Active magnetic bearings (AMB) use electromagnetic actuators in order to control the position of the rotor or levitated object in general. Any degree of freedom can be stabilized using an AMB and in contrast to PMBs, full and stable levitation is possible using only AMBs. The bearings are separate mechanical units with an iron core, bearing windings and attached sensors for determining the rotor position.
AMBs allow to control the stiffness and damping coefficients of the bearing and can, therefore, influence the object’s rotordynamic behaviour during operation.

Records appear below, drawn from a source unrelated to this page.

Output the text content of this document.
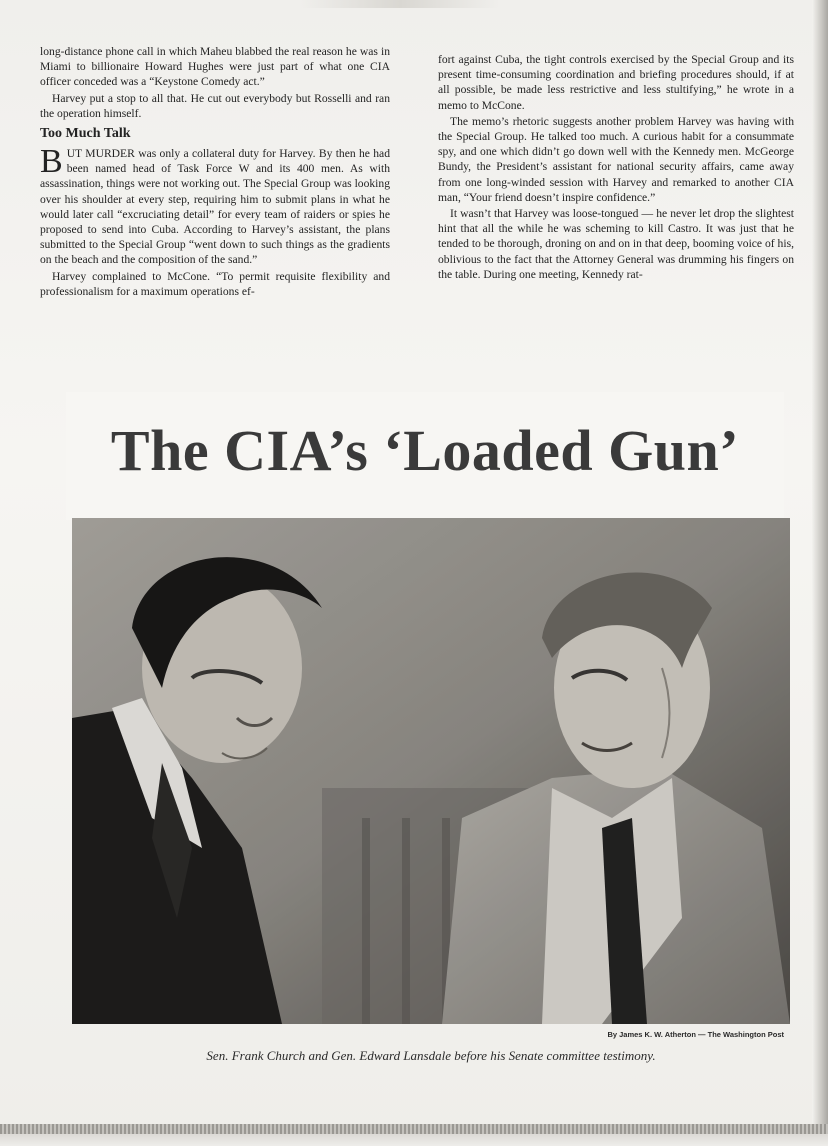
long-distance phone call in which Maheu blabbed the real reason he was in Miami to billionaire Howard Hughes were just part of what one CIA officer conceded was a “Keystone Comedy act.”

Harvey put a stop to all that. He cut out everybody but Rosselli and ran the operation himself.

Too Much Talk

BUT MURDER was only a collateral duty for Harvey. By then he had been named head of Task Force W and its 400 men. As with assassination, things were not working out. The Special Group was looking over his shoulder at every step, requiring him to submit plans in what he would later call “excruciating detail” for every team of raiders or spies he proposed to send into Cuba. According to Harvey’s assistant, the plans submitted to the Special Group “went down to such things as the gradients on the beach and the composition of the sand.”

Harvey complained to McCone. “To permit requisite flexibility and professionalism for a maximum operations ef-

fort against Cuba, the tight controls exercised by the Special Group and its present time-consuming coordination and briefing procedures should, if at all possible, be made less restrictive and less stultifying,” he wrote in a memo to McCone.

The memo’s rhetoric suggests another problem Harvey was having with the Special Group. He talked too much. A curious habit for a consummate spy, and one which didn’t go down well with the Kennedy men. McGeorge Bundy, the President’s assistant for national security affairs, came away from one long-winded session with Harvey and remarked to another CIA man, “Your friend doesn’t inspire confidence.”

It wasn’t that Harvey was loose-tongued — he never let drop the slightest hint that all the while he was scheming to kill Castro. It was just that he tended to be thorough, droning on and on in that deep, booming voice of his, oblivious to the fact that the Attorney General was drumming his fingers on the table. During one meeting, Kennedy rat-

The CIA’s ‘Loaded Gun’
By James K. W. Atherton — The Washington Post
Sen. Frank Church and Gen. Edward Lansdale before his Senate committee testimony.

In an AMB, the flux density difference between two opposing areas of the air gap determines the resulting Maxwell-force on the rotor. These forces depend quadratically on the flux density. Permanent magnets can be used to create bias flux, increasing the absolute flux density values. This shift of the operation point increases the achievable bearing forces. Permanent magnets in AMBs can also be used to compensate static loads, e.g. due to a gravity related shift of the rotor. Both measures reduce the necessary bearing power in the AMB. For further explanations to active magnetic bearings and their components, browse through the video and animation sections at Waukesha Bearings Corporation and SKF/S2M. The vast majority of industrial applications using magnetic levitation rely on active bearings. The chart illustrates the special characteristics of AMBs and their consequential application scope. Even though PMBs also provide many of the listed aspects, the full scope can only be provided by actively controlled bearings.